Si tratta, come evidente, di una norma adottata in pieno stato d’emergenza e, soprattutto, in via del tutto sperimentale.

Tant’è vero che non c’è stato (né ci sarà, salvo modifiche in sede di conversione) neanche il tempo di effettuare un preliminare (piuttosto opportuno) “collaudo” (sulla falsa riga di quanto accaduto per il processo telematico) e, soprattutto, di formare gli operatori (magistrati, personale di cancelleria ed avvocati) chiamati all’applicazione concreta.

2) L’udienza “da remoto” non rappresenta, però, un inedito assoluto per l’ordinamento italiano.

Negli anni l’Italia ha recepito (talvolta con eccessiva – ed incomprensibile – lentezza) una serie di norme internazionali e, in conseguenza, adattato quelle domestiche contrastanti.

L’udienza in “videoconferenza” o “teleconferenza” è uno strumento ampiamente previsto e raccomandato dai trattati e dalle convenzioni internazionali.

Uno dei primi riferimenti ai «procedimenti audiovisivi» (annoverati «tra i mezzi di protezione» dei testimoni) è contenuto nella risoluzione del Consiglio dell’Unione europea, datata 23 novembre 1995, relativa alla protezione dei testimoni nella lotta contro la criminalità organizzata internazionale.

La lett. a) della predetta risoluzione ha, infatti, prescritto, al n. 8, che «tra i mezzi di protezione da prendere in considerazione può figurare la possibilità di deporre in luogo diverso da quello in cui si trova la persona inquisita, ricorrendo se necessario a procedimenti audiovisivi».
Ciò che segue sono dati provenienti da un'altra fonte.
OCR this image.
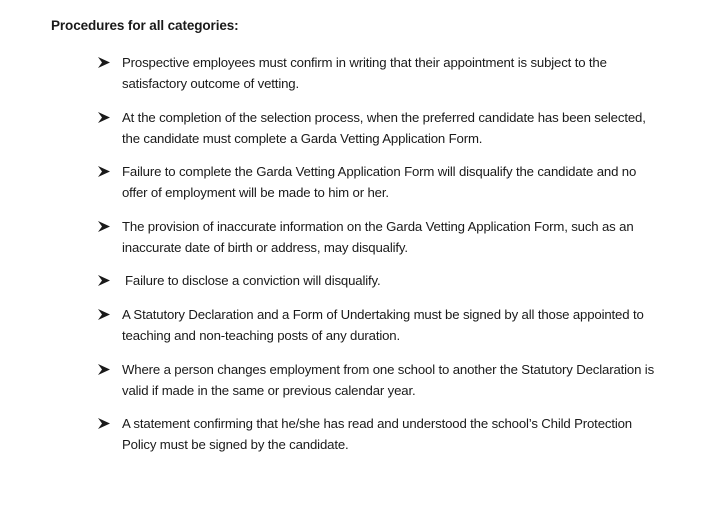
Procedures for all categories:
Prospective employees must confirm in writing that their appointment is subject to the satisfactory outcome of vetting.
At the completion of the selection process, when the preferred candidate has been selected, the candidate must complete a Garda Vetting Application Form.
Failure to complete the Garda Vetting Application Form will disqualify the candidate and no offer of employment will be made to him or her.
The provision of inaccurate information on the Garda Vetting Application Form, such as an inaccurate date of birth or address, may disqualify.
Failure to disclose a conviction will disqualify.
A Statutory Declaration and a Form of Undertaking must be signed by all those appointed to teaching and non-teaching posts of any duration.
Where a person changes employment from one school to another the Statutory Declaration is valid if made in the same or previous calendar year.
A statement confirming that he/she has read and understood the school’s Child Protection Policy must be signed by the candidate.
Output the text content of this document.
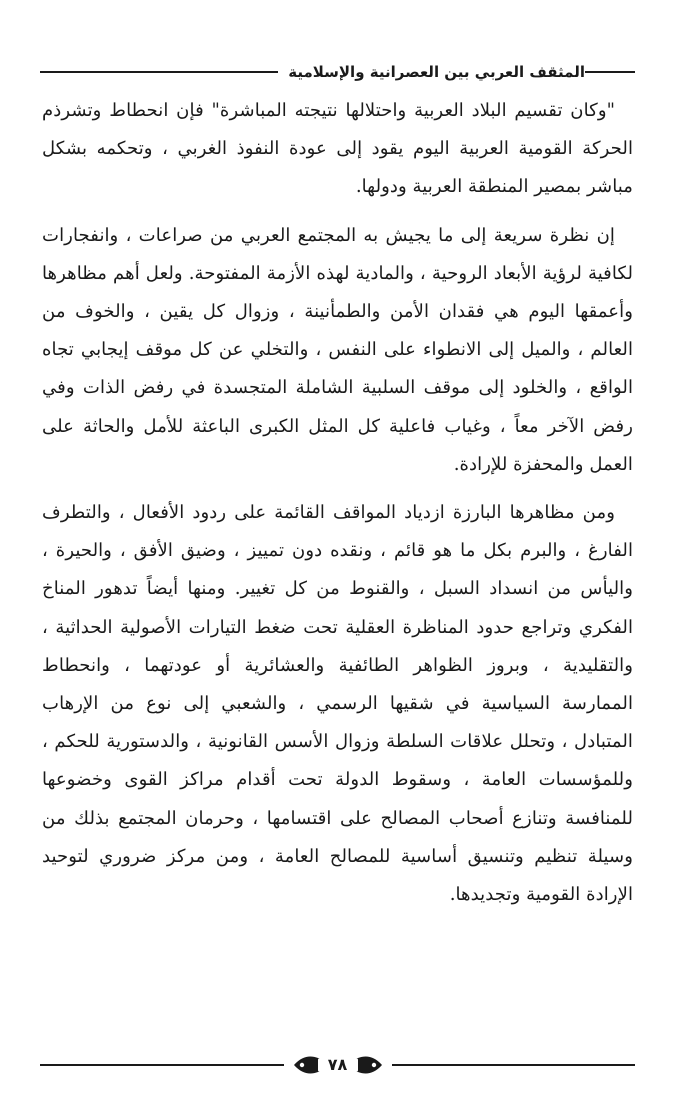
المثقف العربي بين العصرانية والإسلامية

"وكان تقسيم البلاد العربية واحتلالها نتيجته المباشرة" فإن انحطاط وتشرذم الحركة القومية العربية اليوم يقود إلى عودة النفوذ الغربي ، وتحكمه بشكل مباشر بمصير المنطقة العربية ودولها.

إن نظرة سريعة إلى ما يجيش به المجتمع العربي من صراعات ، وانفجارات لكافية لرؤية الأبعاد الروحية ، والمادية لهذه الأزمة المفتوحة. ولعل أهم مظاهرها وأعمقها اليوم هي فقدان الأمن والطمأنينة ، وزوال كل يقين ، والخوف من العالم ، والميل إلى الانطواء على النفس ، والتخلي عن كل موقف إيجابي تجاه الواقع ، والخلود إلى موقف السلبية الشاملة المتجسدة في رفض الذات وفي رفض الآخر معاً ، وغياب فاعلية كل المثل الكبرى الباعثة للأمل والحاثة على العمل والمحفزة للإرادة.

ومن مظاهرها البارزة ازدياد المواقف القائمة على ردود الأفعال ، والتطرف الفارغ ، والبرم بكل ما هو قائم ، ونقده دون تمييز ، وضيق الأفق ، والحيرة ، واليأس من انسداد السبل ، والقنوط من كل تغيير. ومنها أيضاً تدهور المناخ الفكري وتراجع حدود المناظرة العقلية تحت ضغط التيارات الأصولية الحداثية ، والتقليدية ، وبروز الظواهر الطائفية والعشائرية أو عودتهما ، وانحطاط الممارسة السياسية في شقيها الرسمي ، والشعبي إلى نوع من الإرهاب المتبادل ، وتحلل علاقات السلطة وزوال الأسس القانونية ، والدستورية للحكم ، وللمؤسسات العامة ، وسقوط الدولة تحت أقدام مراكز القوى وخضوعها للمنافسة وتنازع أصحاب المصالح على اقتسامها ، وحرمان المجتمع بذلك من وسيلة تنظيم وتنسيق أساسية للمصالح العامة ، ومن مركز ضروري لتوحيد الإرادة القومية وتجديدها.

٧٨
3) Successivamente, la Convenzione relativa all’assistenza giudiziaria in materia penale tra gli Stati membri dell’Unione europea, resa conforme con atto del Consiglio dell’Unione europea datato 29 maggio 2000, ha sdoganato, agli artt. 10 e 11, rispettivamente, la possibilità di «audizione mediante videoconferenza» e di «audizione dei testimoni e dei periti mediante conferenza telefonica».

Tale Convenzione è stata ratificata in Italia soltanto nel 2016 (con un ritardo di ben 16 anni!) attraverso la l. 21 luglio 2016 n. 149, recante la «ratifica ed esecuzione della Convenzione relativa all’assistenza giudiziaria in materia penale tra gli Stati membri dell’Unione europea, fatta a Bruxelles il 29 maggio 2000, e delega al Governo per la sua attuazione. Delega al Governo per la riforma del libro XI del codice di procedura penale. Modifiche alle disposizioni in materia di estradizione per l’estero: termine per la consegna e durata massima delle misure coercitive».

L’art. 3 (intitolato «delega al Governo per l’attuazione della Convenzione») ha disposto, al comma 1°, che «il Governo è delegato ad adottare, entro sei mesi dalla data di entrata in vigore della presente legge, uno o più decreti legislativi recanti la compiuta attuazione della Convenzione, nel rispetto dei seguenti princìpi e criteri direttivi: … d) previsione di forme specifiche di assistenza giudiziaria, relativamente alla disciplina delle condizioni per la restituzione di cose pertinenti al reato conformemente a quanto previsto dall’articolo 8 della Convenzione nonché relativamente alle procedure per consentire il trasferimento di persone detenute a fini investigativi, ai sensi dell’articolo 9, paragrafo 2, della Convenzione; previsione della disciplina dell’efficacia processuale delle audizioni compiute mediante videoconferenza secondo quanto previsto dal titolo II della Convenzione, anche tenuto conto di quanto previsto dall’articolo 205-ter delle norme di attuazione, di coordinamento e transitorie del codice di procedura penale, di cui al decreto legislativo 28 luglio 1989, n. 271; previsione della possibilità per la polizia giudiziaria o per il pubblico ministero di ritardare od omettere provvedimenti di propria competenza in caso di indagini riguardanti delitti per i quali è prevista l’estradizione o quando appare necessario ai fini della cattura dei responsabili».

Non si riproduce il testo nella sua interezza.